Therapies for women where the size of the fibroid(s) causes symptoms
- Gonadotropin-releasing hormone agonists (GnRH-a), medications that turn off the ovaries’ production of hormones, which reduces menstrual bleeding and causes considerable reduction in uterine volume. They are only useful for six months or less of treatment.
- Progesterone-receptor modulators block the action of the ovarian hormone progesterone and decrease fibroid symptoms and reduce fibroid volume but are currently not available in the United States.
- Uterine artery embolization, a minimally invasive interventional radiologic technique that has been shown in randomized trials to result in quality of life that is similar to that after surgery, with shorter hospital stays and less time to resumption of usual activities.
- MRI-guided, focused ultrasound surgery, a fibroid-specific therapy that uses ultrasound thermal ablation to treat fibroids with no incisions and no hospital stay.
- Radio frequency ablation during laparoscopy is useful for destruction of fibroids during laparoscopy that would be difficult to remove in this minimally invasive way.
“It is extremely important for women to know the options available for treatment of uterine fibroids,” says Dr. Stewart. “Equally important is the need to continue to study fibroids to assist in developing better treatments.”

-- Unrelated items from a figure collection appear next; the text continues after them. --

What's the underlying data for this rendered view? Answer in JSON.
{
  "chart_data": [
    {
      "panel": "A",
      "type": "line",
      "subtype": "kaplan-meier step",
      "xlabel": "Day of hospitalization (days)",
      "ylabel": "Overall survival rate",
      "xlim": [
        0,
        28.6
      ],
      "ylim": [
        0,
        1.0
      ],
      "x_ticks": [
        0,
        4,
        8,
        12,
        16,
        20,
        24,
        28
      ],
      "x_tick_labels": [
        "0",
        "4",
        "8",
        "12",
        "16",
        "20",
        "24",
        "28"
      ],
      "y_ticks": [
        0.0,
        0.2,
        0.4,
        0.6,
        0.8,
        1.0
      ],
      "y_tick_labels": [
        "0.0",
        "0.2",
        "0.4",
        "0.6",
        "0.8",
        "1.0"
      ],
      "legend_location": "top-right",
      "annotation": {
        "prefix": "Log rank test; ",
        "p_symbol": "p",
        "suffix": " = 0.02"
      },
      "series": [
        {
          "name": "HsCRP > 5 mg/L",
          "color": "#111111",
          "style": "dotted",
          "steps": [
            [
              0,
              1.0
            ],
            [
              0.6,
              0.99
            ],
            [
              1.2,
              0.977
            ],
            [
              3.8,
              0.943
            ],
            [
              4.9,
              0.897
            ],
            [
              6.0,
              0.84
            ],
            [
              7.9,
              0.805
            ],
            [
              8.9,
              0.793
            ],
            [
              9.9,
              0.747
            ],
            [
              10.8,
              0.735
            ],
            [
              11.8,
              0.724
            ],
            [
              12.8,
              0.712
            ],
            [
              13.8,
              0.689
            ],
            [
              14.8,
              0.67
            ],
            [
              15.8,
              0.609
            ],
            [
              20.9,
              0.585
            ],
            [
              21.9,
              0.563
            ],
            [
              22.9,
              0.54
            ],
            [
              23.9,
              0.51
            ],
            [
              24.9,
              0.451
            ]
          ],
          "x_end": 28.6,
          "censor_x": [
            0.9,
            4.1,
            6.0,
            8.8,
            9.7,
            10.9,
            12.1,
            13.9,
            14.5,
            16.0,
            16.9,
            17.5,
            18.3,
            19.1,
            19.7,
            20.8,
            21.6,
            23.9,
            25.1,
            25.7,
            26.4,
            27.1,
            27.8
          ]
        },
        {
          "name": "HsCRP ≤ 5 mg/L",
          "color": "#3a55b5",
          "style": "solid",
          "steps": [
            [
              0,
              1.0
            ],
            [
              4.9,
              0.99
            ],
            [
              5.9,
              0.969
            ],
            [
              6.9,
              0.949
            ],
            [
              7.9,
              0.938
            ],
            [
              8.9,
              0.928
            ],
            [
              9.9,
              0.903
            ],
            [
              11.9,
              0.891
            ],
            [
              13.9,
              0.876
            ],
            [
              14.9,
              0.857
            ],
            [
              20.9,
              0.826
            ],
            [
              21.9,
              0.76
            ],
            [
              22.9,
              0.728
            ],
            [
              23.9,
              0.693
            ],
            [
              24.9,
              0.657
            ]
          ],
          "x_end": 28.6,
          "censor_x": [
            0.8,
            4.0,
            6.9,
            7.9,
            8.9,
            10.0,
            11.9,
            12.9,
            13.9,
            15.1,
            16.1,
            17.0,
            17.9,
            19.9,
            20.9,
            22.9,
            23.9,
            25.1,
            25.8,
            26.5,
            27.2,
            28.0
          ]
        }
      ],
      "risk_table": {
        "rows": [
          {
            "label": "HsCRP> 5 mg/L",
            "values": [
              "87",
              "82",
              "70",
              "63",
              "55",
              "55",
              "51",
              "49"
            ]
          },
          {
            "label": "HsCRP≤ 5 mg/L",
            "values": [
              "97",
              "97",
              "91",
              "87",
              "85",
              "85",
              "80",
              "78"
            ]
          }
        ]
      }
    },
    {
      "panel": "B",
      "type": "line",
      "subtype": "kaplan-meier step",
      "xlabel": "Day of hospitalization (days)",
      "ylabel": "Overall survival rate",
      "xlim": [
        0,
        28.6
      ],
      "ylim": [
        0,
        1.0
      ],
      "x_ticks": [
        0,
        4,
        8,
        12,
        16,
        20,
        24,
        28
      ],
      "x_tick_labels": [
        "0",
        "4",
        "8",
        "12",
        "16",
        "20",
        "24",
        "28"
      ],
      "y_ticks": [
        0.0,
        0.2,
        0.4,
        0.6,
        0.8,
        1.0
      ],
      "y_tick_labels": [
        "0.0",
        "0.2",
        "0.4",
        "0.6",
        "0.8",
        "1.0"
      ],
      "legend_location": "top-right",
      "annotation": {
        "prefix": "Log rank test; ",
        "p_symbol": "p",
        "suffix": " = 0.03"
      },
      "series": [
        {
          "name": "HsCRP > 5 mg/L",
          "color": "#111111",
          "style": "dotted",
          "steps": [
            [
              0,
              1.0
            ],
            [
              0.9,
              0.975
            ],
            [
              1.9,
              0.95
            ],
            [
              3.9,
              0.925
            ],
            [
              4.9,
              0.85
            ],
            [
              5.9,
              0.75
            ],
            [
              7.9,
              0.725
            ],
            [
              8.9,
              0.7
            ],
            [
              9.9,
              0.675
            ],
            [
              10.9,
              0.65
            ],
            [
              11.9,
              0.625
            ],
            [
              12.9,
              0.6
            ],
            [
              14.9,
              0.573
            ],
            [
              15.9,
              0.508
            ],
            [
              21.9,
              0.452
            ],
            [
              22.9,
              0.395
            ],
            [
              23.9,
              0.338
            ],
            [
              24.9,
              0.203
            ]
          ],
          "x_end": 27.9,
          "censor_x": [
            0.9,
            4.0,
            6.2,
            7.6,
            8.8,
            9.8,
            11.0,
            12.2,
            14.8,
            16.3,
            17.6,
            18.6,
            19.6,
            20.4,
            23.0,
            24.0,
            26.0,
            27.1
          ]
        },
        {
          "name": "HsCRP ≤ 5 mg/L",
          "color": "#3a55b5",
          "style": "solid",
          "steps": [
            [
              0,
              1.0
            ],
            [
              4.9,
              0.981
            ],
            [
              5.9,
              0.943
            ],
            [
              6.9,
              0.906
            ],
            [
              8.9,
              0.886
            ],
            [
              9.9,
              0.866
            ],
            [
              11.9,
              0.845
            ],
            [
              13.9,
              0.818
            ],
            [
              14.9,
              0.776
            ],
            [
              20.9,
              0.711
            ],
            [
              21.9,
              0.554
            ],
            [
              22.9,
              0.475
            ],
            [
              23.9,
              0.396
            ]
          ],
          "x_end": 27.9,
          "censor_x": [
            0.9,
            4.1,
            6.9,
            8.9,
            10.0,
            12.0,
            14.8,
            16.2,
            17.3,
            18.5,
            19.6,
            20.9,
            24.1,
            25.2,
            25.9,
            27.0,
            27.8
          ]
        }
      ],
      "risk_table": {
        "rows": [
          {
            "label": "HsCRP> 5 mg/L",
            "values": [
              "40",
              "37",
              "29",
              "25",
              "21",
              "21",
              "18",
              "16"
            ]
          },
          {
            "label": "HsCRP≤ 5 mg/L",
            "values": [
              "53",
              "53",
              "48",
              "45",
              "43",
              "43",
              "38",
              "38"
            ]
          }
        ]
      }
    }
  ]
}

To that end, Mayo Clinic is leading an effort to compare treatments for uterine fibroids. Comparing Options for Management: Patient-Centered Outcomes for Uterine Fibroids (COMPARE-UF) is a voluntary registry of 10,000 women with uterine fibroids funded by the Patient-Centered Outcomes Research Institute (PCORI) and the Agency for Healthcare Research and Quality (AHRQ). COMPARE-UF seeks to answer questions that matter most to patients with fibroids when considering the pros and cons of different treatment options. To help women make these decisions, COMPARE-UF will collect information from participants about their medical history, planned and previous treatment for their fibroids, current symptoms and quality of life.